It’s impossible to imagine what you would do if the doctor put a limit on the days you have left to live. How do you prioritize a lifetime of dreams in a limited number of days?
Chicago author Amy Krouse Rosenthal was faced with this unfortunate dilemma after being diagnosed with ovarian cancer in 2015.
Twitter
Rather than going skydiving or buying a one-way plane ticket to Tahiti, she simply wrote an essay titled “You May Want to Marry My Husband.”
The piece is written as a “dating profile” for Jason, Amy’s husband of 26 years.
She starts by telling readers:
“I’m facing a deadline, in this case, a pressing one. I need to say this (and say it right) while I have a) your attention, and b) a pulse.”
Amy was diagnosed with ovarian cancer in September 2015. She had been experiencing symptoms of appendicitis when she and Jason rushed to the hospital only to learn that their future was no longer certain.
The diagnosis came on the same day that the couple’s youngest son left for college. Excited to embark on what was supposed to be the next chapter of their life together—empty nesting—Amy knew that the diagnosis was instead a foreshadowing of the final chapter.
“No wonder the word cancer and cancel look so similar.”
Amy admits she’s been meaning to write the piece for a while now, and it’s imperative that she does it soon. So after reliving the moment she knew everything was changing, the author goes on to introduce the love of her life:
“As for the future, allow me to introduce you to the gentleman of this article, Jason Brian Rosenthal.
He is an easy man to fall in love with. I did it in one day.”
She explains how her father’s best friend (“Uncle” John) had known Amy and Jason their entire lives, but the two had never met. After college, Amy found herself back in Chicago when John decided that she and Jason would be a perfect match. He set them up on a blind date, and nothing was ever the same:
“It was 1989. We were only 24. I had precisely zero expectations about this going anywhere. But when he knocked on the door of my little frame house, I thought, ‘Uh-oh, there is something highly likable about this person.’ By the end of dinner, I knew I wanted to marry him.”

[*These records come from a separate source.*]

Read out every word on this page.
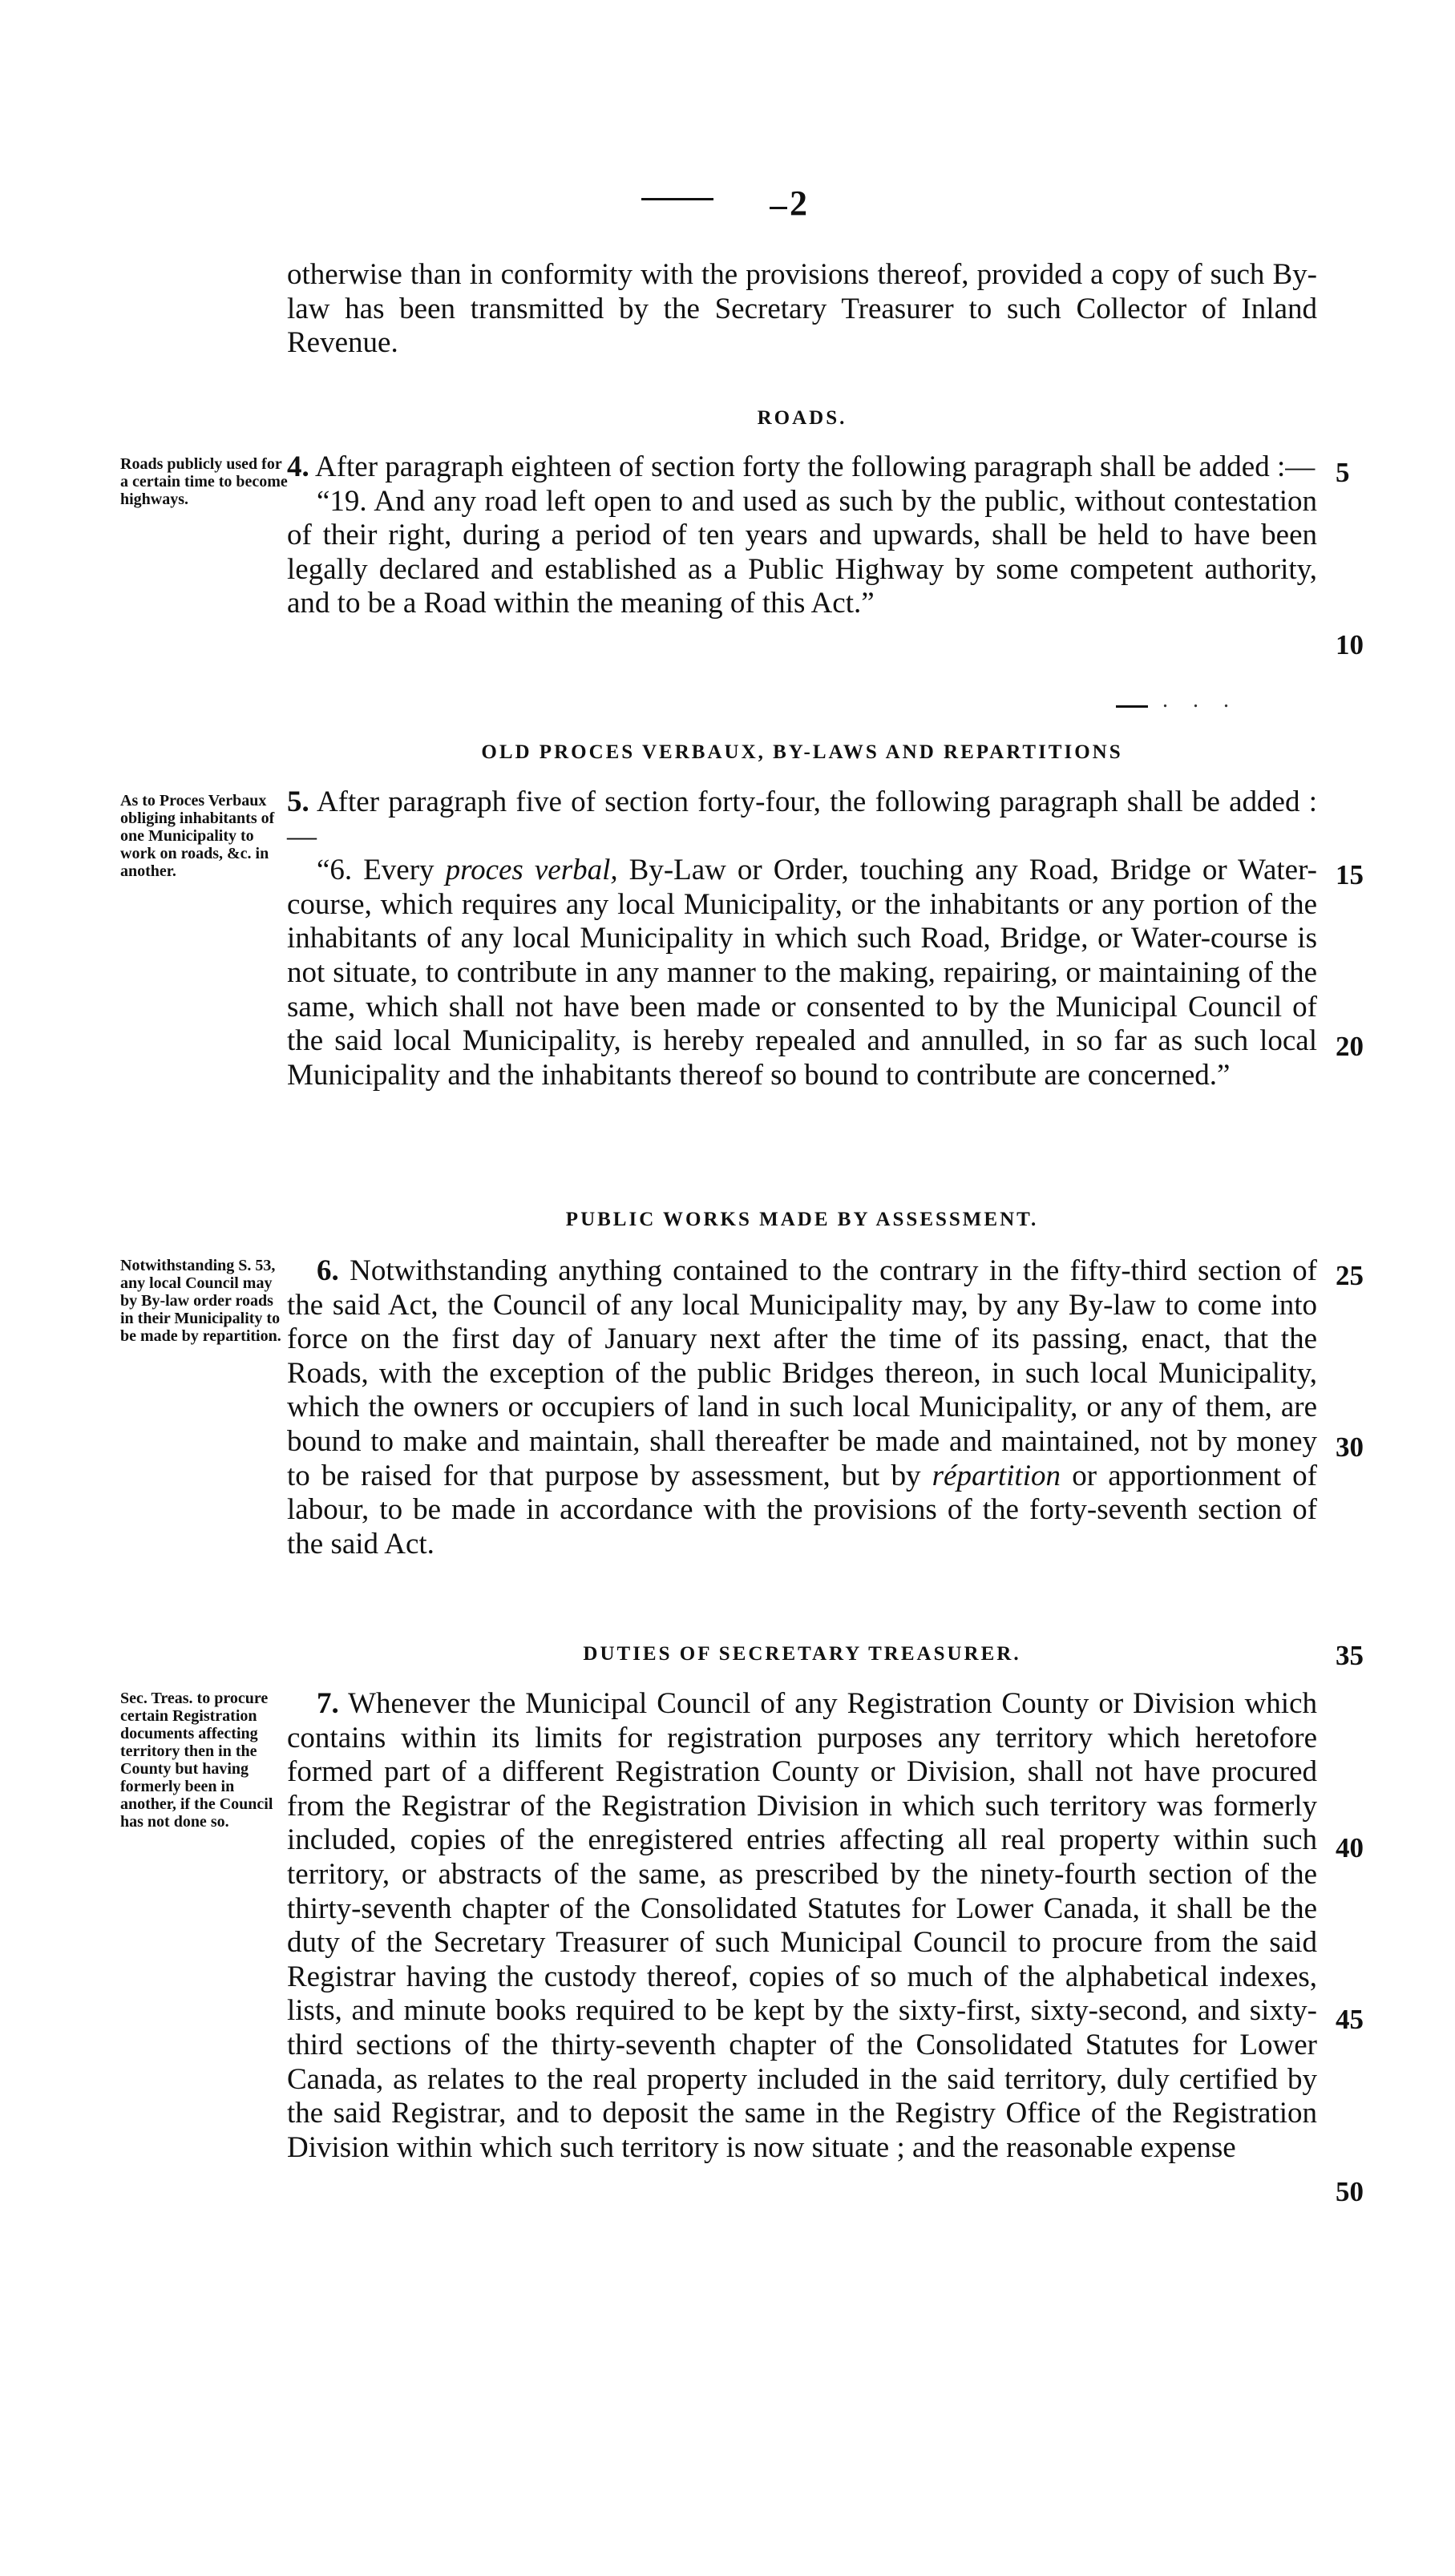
2

otherwise than in conformity with the provisions thereof, provided a copy of such By-law has been transmitted by the Secretary Treasurer to such Collector of Inland Revenue.

ROADS.

Roads publicly used for a certain time to become highways.

4. After paragraph eighteen of section forty the following paragraph shall be added :—

“19. And any road left open to and used as such by the public, without contestation of their right, during a period of ten years and upwards, shall be held to have been legally declared and established as a Public Highway by some competent authority, and to be a Road within the meaning of this Act.”

. . .
OLD PROCES VERBAUX, BY-LAWS AND REPARTITIONS

As to Proces Verbaux obliging inhabitants of one Municipality to work on roads, &c. in another.

5. After paragraph five of section forty-four, the following paragraph shall be added :—

“6. Every proces verbal, By-Law or Order, touching any Road, Bridge or Water-course, which requires any local Municipality, or the inhabitants or any portion of the inhabitants of any local Municipality in which such Road, Bridge, or Water-course is not situate, to contribute in any manner to the making, repairing, or maintaining of the same, which shall not have been made or consented to by the Municipal Council of the said local Municipality, is hereby repealed and annulled, in so far as such local Municipality and the inhabitants thereof so bound to contribute are concerned.”

PUBLIC WORKS MADE BY ASSESSMENT.

Notwithstanding S. 53, any local Council may by By-law order roads in their Municipality to be made by repartition.

6. Notwithstanding anything contained to the contrary in the fifty-third section of the said Act, the Council of any local Municipality may, by any By-law to come into force on the first day of January next after the time of its passing, enact, that the Roads, with the exception of the public Bridges thereon, in such local Municipality, which the owners or occupiers of land in such local Municipality, or any of them, are bound to make and maintain, shall thereafter be made and maintained, not by money to be raised for that purpose by assessment, but by répartition or apportionment of labour, to be made in accordance with the provisions of the forty-seventh section of the said Act.

DUTIES OF SECRETARY TREASURER.

Sec. Treas. to procure certain Registration documents affecting territory then in the County but having formerly been in another, if the Council has not done so.

7. Whenever the Municipal Council of any Registration County or Division which contains within its limits for registration purposes any territory which heretofore formed part of a different Registration County or Division, shall not have procured from the Registrar of the Registration Division in which such territory was formerly included, copies of the enregistered entries affecting all real property within such territory, or abstracts of the same, as prescribed by the ninety-fourth section of the thirty-seventh chapter of the Consolidated Statutes for Lower Canada, it shall be the duty of the Secretary Treasurer of such Municipal Council to procure from the said Registrar having the custody thereof, copies of so much of the alphabetical indexes, lists, and minute books required to be kept by the sixty-first, sixty-second, and sixty-third sections of the thirty-seventh chapter of the Consolidated Statutes for Lower Canada, as relates to the real property included in the said territory, duly certified by the said Registrar, and to deposit the same in the Registry Office of the Registration Division within which such territory is now situate ; and the reasonable expense

5
10
15
20
25
30
35
40
45
50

Amy then does the most heartbreakingly beautiful thing 2017 has seen thus-far.
She creates a general dating profile for Jason.
“I have never been on Tinder, Bumble or eHarmony,” she writes, “but I’m going to create a general profile for Jason right here, based on my experience of coexisting in the same house with him for, like, 9,490 days”:
“First, the basics: He is 5-foot-10, 160 pounds, with salt-and-pepper hair and hazel eyes.
The following list of attributes is in no particular order because everything feels important to me in some way.
He is a sharp dresser. Our young adult sons, Justin and Miles, often borrow his clothes. Those who know him—or just happen to glance down at the gap between his dress slacks and dress shoes—know that he has a flair for fabulous socks. He is fit and enjoys keeping in shape.”
Facebook
Amy brags about her husband’s love for music, his witty personality and the many different simple-but-oh-so-beautiful ways that Jason has loved her through the years. Then she breaks down the kind of person Jason is:
“If you’re looking for a dreamy, let’s-go-for-it travel companion, Jason is your man. He also has an affinity for tiny things: taster spoons, little jars, a mini-sculpture of a couple sitting on a bench, which he presented to me as a reminder of how our family began.
Here is the kind of man Jason is: He showed up at our first pregnancy ultrasound with flowers. This is a man who, because he is always up early, surprises me every Sunday morning by making some kind of oddball smiley face out of items near the coffeepot: a spoon, a mug, a banana.
This is a man who emerges from the minimart or gas station and says, “Give me your palm.” And, voilà, a colorful gumball appears. (He knows I love all the flavors but white.)
My guess is you know enough about him now. So let’s swipe right.”
She finished writing the piece on Valentine’s Day, but not before admitting the obvious:
“I want more time with Jason. I want more time with my children. I want more time sipping martinis at the Green Mill Jazz Club on Thursday nights. But that is not going to happen. I probably have only a few days left being a person on this planet.”
Amy concludes by emphasizing the very purpose of the essay, and her only hope for the future:
“The most genuine, non-vase-oriented gift I can hope for, is that the right person reads this, finds Jason, and another love story begins.”